Ahzab 21: Andolsun ki Resûlullah sizin için, Allah'a ve ahiret gününe kavuşmayı umanlar ve Allah'ı çok zikredenler için, GÜZEL BİR ÖRNEKTİR. (Diyanet vakfı meali)
Allah ayetinde, iman edenler için elçim, SİZLER İÇİN GÜZEL BİR ÖRNEKTİR diyor. Peki, sizler Resulün bizler için örnek oluşundan ne anladınız? Çünkü bu ayette, Allah'ın Resulünün bu örnekliğine, öyle bir anlam veriyor ve atıfta bulunuyorlar ki bakın Allah, Kur’an'ın yanın da Resulünün hadislerinin, yani söylediklerinin, dine ilavelerinin de, dinde yerinin olduğunun önemini anlatıyor, denmektedir. Yani bu ayet, İslam dininde iki kaynağın olduğunun (KUR'AN ve SÜNTET) yani hadislerin kanıtı olarak gösteriliyor. Hâlbuki Allah ne demişti? “BEN HÜKMÜME HİÇ KİMSEYİ ORTAK ETMEM.”
Size sormak isterim, siz bu ayetten böyle bir hükmün verildiğini mi anladınız? Hem Allah yalnız Kur’an'ın ipine sarılın, sizleri Kur’an dan sorumlu tutuyorum, sakın emin olmadığın bilginin ardına düşmeyin diyecek, daha sonrada Kur’an'ın dışından, Resulümde dine ilaveler yapabilir, onun kural ve kanunları da, benim kanunlarım gibidir, onlara da uyacaksınız diyecek, öyle mi? Bunları söylersek Kur’an'da, dinde çelişki yaratmış oluruz. Buna inandığımız içindir ki, İslam âleminde acı ve keder kol geziyor. Resulün sağlığında, Kur’an'ın dışından hiç bir şeyi kayda aldırmadığı halde, tüm bunları nasıl söyleriz ve inanırız. Yoksa HÂŞÂ, Allah'ın Resulü sağlığında akıl edemediğini, yıllar sonra akıl edip kayda alanlar mı var? Bunlara nasıl inanırız.
Allah'ın Resulünün, bizler için güzel bir örnek olması, BİZLER İÇİN İYİ BİR İNSAN OLMAK ADINA, BENZEMEMİZ GEREKEN, GÜZEL BİR MODEL İNSAN OLUŞU ANLATILIYOR. Yoksa Allah'ın Resulü ne dine ilaveler yapmış, nede Kur’an'da gereği gibi anlaşılmayan, açıklanmayan ayetleri açıklamış değildir. Allah Kur’an'ı bizzat kendisinin, nice örneklerle açıkladığını söylüyor.

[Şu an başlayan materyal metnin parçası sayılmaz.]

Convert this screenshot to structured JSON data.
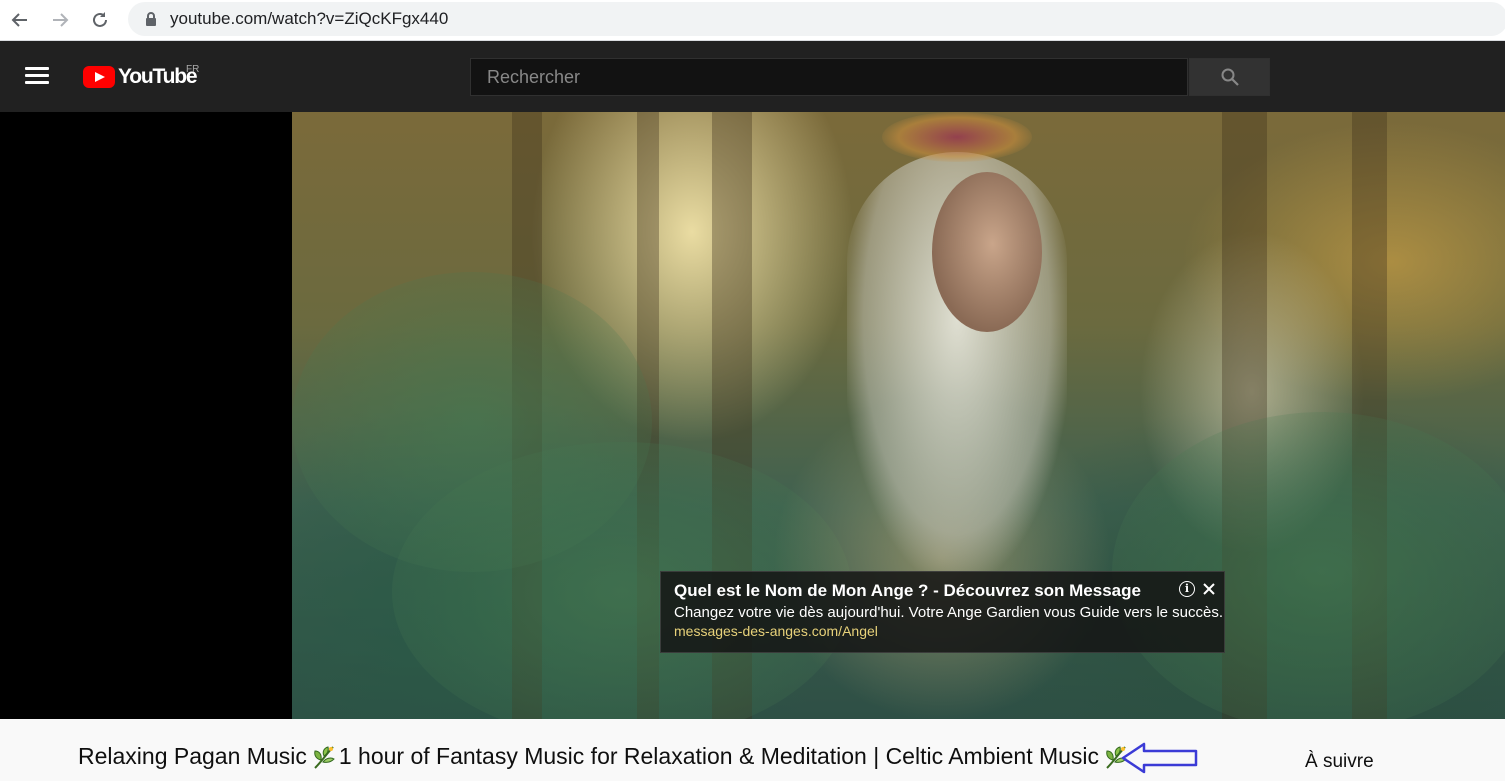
{
  "browser": {
    "url": "youtube.com/watch?v=ZiQcKFgx440"
  },
  "header": {
    "logo_text": "YouTube",
    "region": "FR",
    "search_placeholder": "Rechercher"
  },
  "ad": {
    "title": "Quel est le Nom de Mon Ange ? - Découvrez son Message",
    "description": "Changez votre vie dès aujourd'hui. Votre Ange Gardien vous Guide vers le succès.",
    "url": "messages-des-anges.com/Angel",
    "info_glyph": "i"
  },
  "video": {
    "title_part1": "Relaxing Pagan Music ",
    "title_part2": "1 hour of Fantasy Music for Relaxation & Meditation | Celtic Ambient Music "
  },
  "sidebar": {
    "up_next_label": "À suivre"
  },
  "colors": {
    "youtube_red": "#ff0000",
    "header_bg": "#212121",
    "annotation_arrow": "#3b3bd6",
    "ad_url": "#e8d27a"
  },
  "icons": {
    "back": "back-arrow-icon",
    "forward": "forward-arrow-icon",
    "reload": "reload-icon",
    "lock": "lock-icon",
    "menu": "hamburger-menu-icon",
    "search": "search-icon",
    "info": "info-icon",
    "close": "close-icon",
    "leaf": "herb-leaf-icon",
    "annotation": "left-arrow-annotation-icon"
  }
}
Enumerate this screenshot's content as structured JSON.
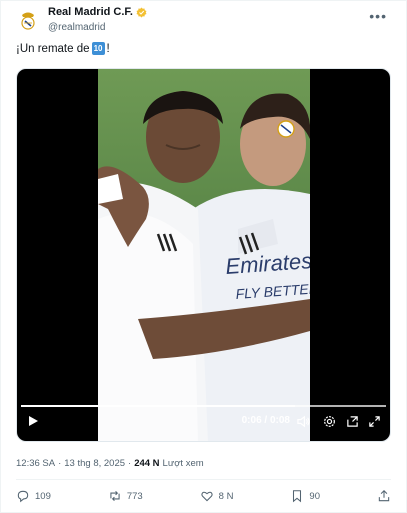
{
  "author": {
    "name": "Real Madrid C.F.",
    "handle": "@realmadrid"
  },
  "icons": {
    "avatar": "real-madrid-crest",
    "verified": "gold-verified-badge",
    "more": "more-horizontal-icon"
  },
  "post": {
    "text_before": "¡Un remate de ",
    "emoji": "🔟",
    "text_after": "!"
  },
  "video": {
    "time": "0:06 / 0:08",
    "progress": 0.75,
    "jersey_text": "Emirates FLY BETTER"
  },
  "meta": {
    "time": "12:36 SA",
    "separator": "·",
    "date": "13 thg 8, 2025",
    "views_count": "244 N",
    "views_label": "Lượt xem"
  },
  "actions": {
    "replies": "109",
    "reposts": "773",
    "likes": "8 N",
    "bookmarks": "90"
  },
  "colors": {
    "verified": "#f3c032",
    "text_secondary": "#536471",
    "keycap": "#3d8fd6"
  }
}
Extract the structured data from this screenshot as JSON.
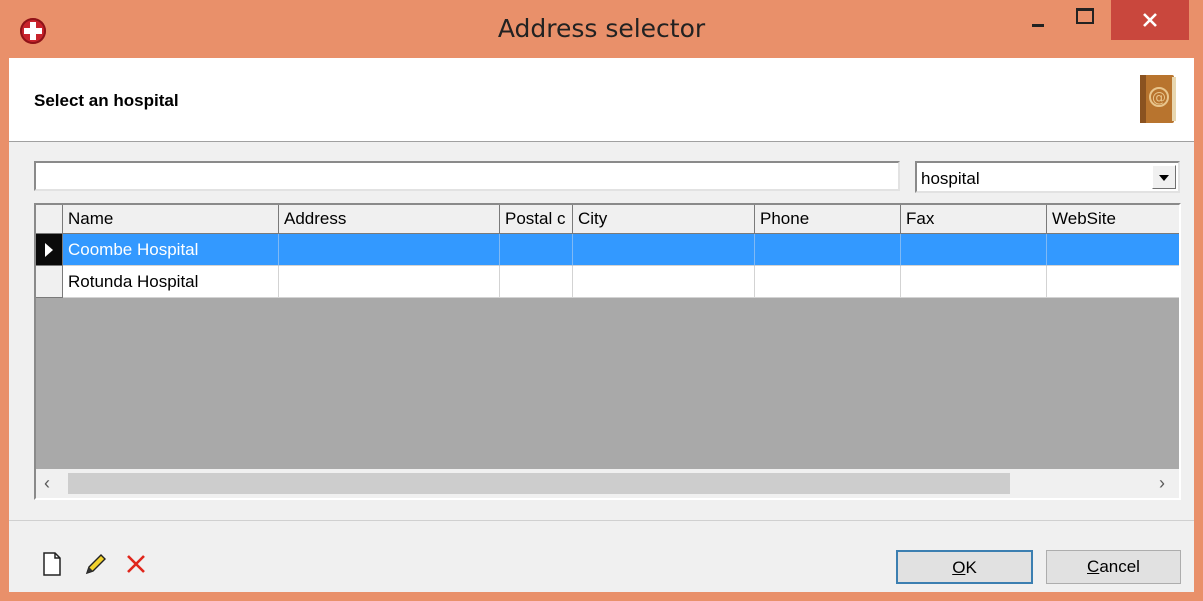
{
  "window": {
    "title": "Address selector",
    "accent_close": "#c9473d",
    "frame_color": "#e9906a"
  },
  "header": {
    "title": "Select an hospital",
    "icon": "address-book-icon"
  },
  "search": {
    "value": "",
    "category_selected": "hospital"
  },
  "table": {
    "columns": [
      "Name",
      "Address",
      "Postal c",
      "City",
      "Phone",
      "Fax",
      "WebSite"
    ],
    "rows": [
      {
        "name": "Coombe Hospital",
        "address": "",
        "postal": "",
        "city": "",
        "phone": "",
        "fax": "",
        "website": "",
        "selected": true
      },
      {
        "name": "Rotunda Hospital",
        "address": "",
        "postal": "",
        "city": "",
        "phone": "",
        "fax": "",
        "website": "",
        "selected": false
      }
    ],
    "selection_color": "#3399ff"
  },
  "toolbar": {
    "new_icon": "new-document-icon",
    "edit_icon": "pencil-icon",
    "delete_icon": "delete-x-icon"
  },
  "buttons": {
    "ok_mnemonic": "O",
    "ok_rest": "K",
    "cancel_mnemonic": "C",
    "cancel_rest": "ancel"
  }
}
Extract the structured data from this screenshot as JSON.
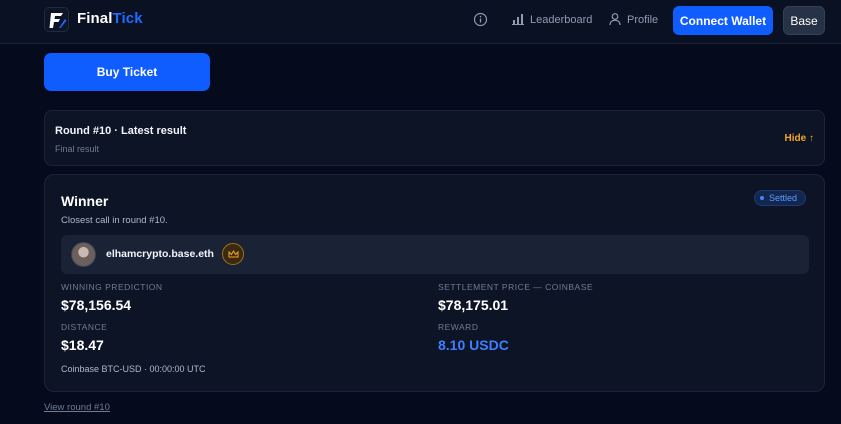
{
  "nav": {
    "brand_main": "Final",
    "brand_accent": "Tick",
    "logo_text": "F",
    "leaderboard": "Leaderboard",
    "profile": "Profile",
    "connect_wallet": "Connect Wallet",
    "network": "Base"
  },
  "buy_ticket": "Buy Ticket",
  "round": {
    "title": "Round #10 · Latest result",
    "subtitle": "Final result",
    "toggle": "Hide ↑"
  },
  "winner": {
    "title": "Winner",
    "subtitle": "Closest call in round #10.",
    "status": "Settled",
    "username": "elhamcrypto.base.eth",
    "stats": {
      "winning_prediction_label": "WINNING PREDICTION",
      "winning_prediction": "$78,156.54",
      "settlement_label": "SETTLEMENT PRICE — COINBASE",
      "settlement": "$78,175.01",
      "distance_label": "DISTANCE",
      "distance": "$18.47",
      "reward_label": "REWARD",
      "reward": "8.10 USDC"
    },
    "footnote": "Coinbase BTC-USD · 00:00:00 UTC"
  },
  "view_round": "View round #10",
  "colors": {
    "accent": "#0f5cff",
    "warning": "#f5a623",
    "background": "#050b1c"
  }
}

Elbette Allah'ın Resulü, ayetleri o günkü Ehli kitaba ve ümmi topluma anlatmak, ikna etmek, hatta daha önce hükmü farklı olup, Allah tarafından değiştirilen ayetlerin nedenlerini izah etmek gibi zor bir görevi de vardı. Çünkü daha önce Ehli kitaba gelmiş, bazı hükümlerin, Kur’an'da nesh edildiğini, değiştirildiğini gören Ehli kitap, buna itiraz ediyor ve inanmak istemiyorlardı. Bunları anlatmak, onları ikna etmek zor bir iş olsa gerek. Allah'ın Resulüne verdiği HİKMET, yani bilgelik, ilimle bu işinde üstünden gelmiştir. Hikmet kelimesine de farklı bir anlam verilmiş ve bununda hadisler olduğu söylenmektedir. Hâlbuki hikmet bilgelik, ilim anlamındadır ve farklı bir ayette Allah, dua ettiklerinde istediği kuluna, hikmeti vereceği örneğini anlatır.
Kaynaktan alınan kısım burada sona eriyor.